OCEAN CITY – Last week, the City Council decided on new city employee retiree health benefits and a couple weeks before that new starting pay was approved. This week, the council checked off the list new employee pension plans as well.
Mary Jo Gary of Mercer returned to the Mayor and City Council this week with a continuance of the presentation on alternative pension plans for new city employees.
Gary returned with answers to the council’s previous requests. One request was to provide illustrations of town costs should the current defined benefit plan for current employees be decreased.
Another request was to provide illustrations if the town was to switch to a defined contribution plan for new employees. The option provided was 7 percent payroll contribution by the employee and a 7 percent match from the town. In order to do so, a “soft freeze” would be placed on the town’s defined benefit plan, which would allow those who are already participating to continue to accrue benefits, but new employees would not be allowed to enter the plan.
Gary presented the costs to the town of the current three-year final average pay defined benefit plan to the cost of a similar defined benefit plan with a five- or 10-year final average pay. By 2015, the town’s current defined benefit plan’s estimated cost is $2,090,000. If it were a three-year plan, it would cost around $1,960,000, a 5-year plan would cost around $1,890,000, and a 10-year plan would cost $1,740,000.

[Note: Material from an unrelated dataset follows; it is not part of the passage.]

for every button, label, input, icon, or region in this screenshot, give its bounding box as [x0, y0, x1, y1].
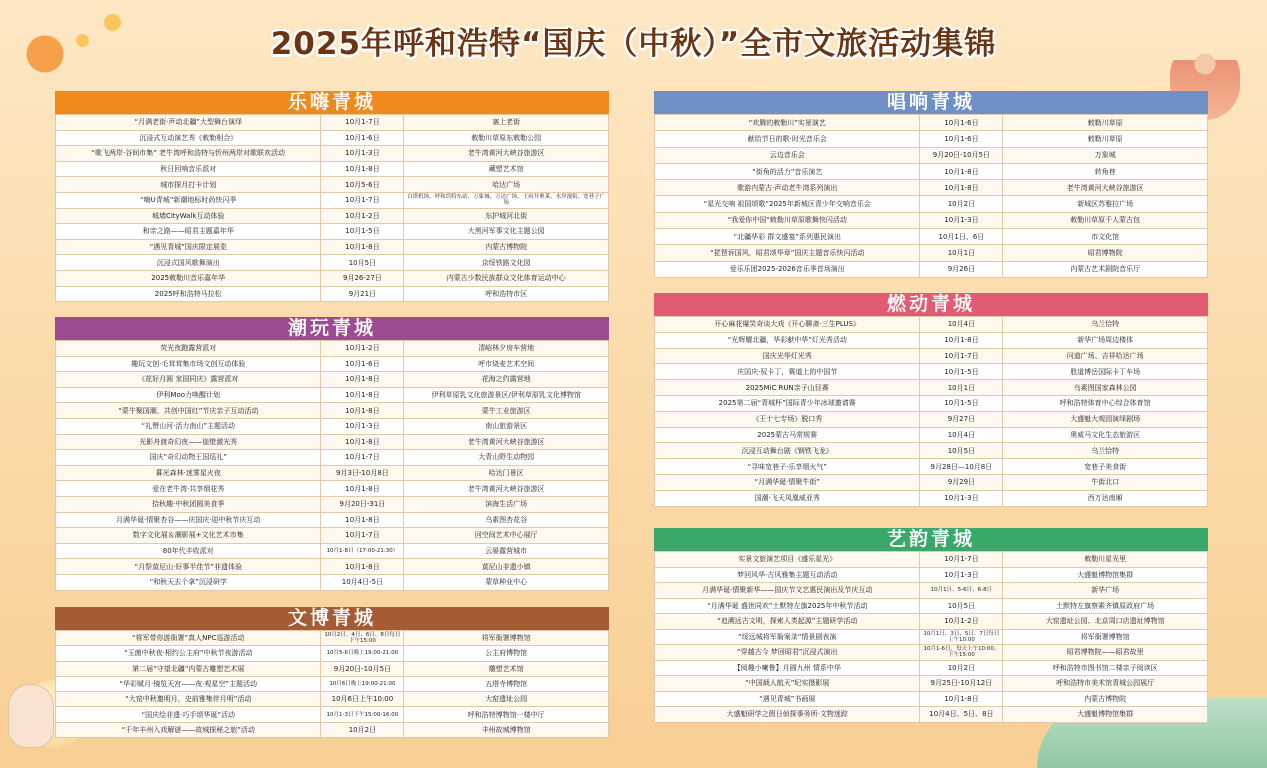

“Each of these longer final average pay periods reduces the cost of the current plan,” Gary said. “It still doesn’t entirely eliminate the costs of the change but it chips away at it.”
In 2015, if the town was to continue with the current defined benefit plan for all employees it would cost $2,090,000. If the town were to establish a defined contribution plan with a 7-percent match, in 2015 it would cost the town an estimated $300,000. Add that to the cost of the current defined benefit plan in 2015’s three-year final average pay of $1,960,000, it would cost the town an additional $170,000.
“Should the current plan be soft frozen…new hires are given a 7 percent defined contribution plan it is going to cost the town more,” Gary said.
Councilman Brent Ashley asserted that his motion at the completion of Mercer’s last presentation was to return with options in a defined contribution plan.
“I don’t remember asking for any alternations in the defined benefit plan,” Ashley said.
Mayor Rick Meehan responded that there is nothing wrong with comparison, saying, “Looking at what the total costs are and the fact of what it is going to cost today and the taxpayers today if we make these changes. I think that’s relevant information.”
Councilwoman Mary Knight pointed out that if the town were to implement the defined contribution plan it would reduce the defined benefit costs over time but the costs for the new plan by 2020 more than doubles costing the town $400,000.
“These people that are over 55 [taxpayers] for potentially the next 20 years they’re going to be paying more money in taxes if we go to this defined contribution plan,” she said.
According to Mercer’s presentation, Ocean City would be among one of the first jurisdictions to change to an all defined contribution pension plan for new hires.
Gary explained that there are many other details to work out if the town were to go in the direction of switching over to a defined contribution plan, such as, the level of benefit to provide cost sharing, vesting schedule, available payment forms, investment options to offer, default investment options if necessary and employee education and communication.
In the need for the town to hire new full-time employees, Council President Jim Hall asked what the time line would be in order to place a defined contribution plan for new hires.
“I think it could be rather quickly, in the matter of weeks,” Gary said.
Hall is in favor of the defined contribution plan because it would eliminate long term-debt for the taxpayer. He explained that in every two-week pay period the employee adds their share towards their pension and the town matches it.
“The bill is paid, there is no remaining $30 million hanging out there at the end of the road and that is what is attractive to me,” he said.
In reviewing the rising estimated costs of the defined contribution plan over the years, Meehan said, “It’s just a difference of paying cash for house or paying a mortgage … if you want to pay it later or if you want to have today’s taxpayers pay for future benefits.”
Hall responded that he thinks that today’s taxpayers know that this this is the direction that the world is moving because private companies are going bankrupt by trying to support their defined benefit plans.
Councilman Joe Hall supported the “pay as you go” plan, saying, “I hope we move forward today in a direction of getting the right people to guide us in putting this plan together.”
Councilman Brent Ashley made a motion to set a 5-percent mandatory contribution from new general employees matched by a 5-percent contribution from the city. If the employee chooses to contribute 7 percent, the town will match 7 percent as well. The motion passed in a vote of 4-3, with Doug Cymek, Mary Knight and Lloyd Martin in opposition.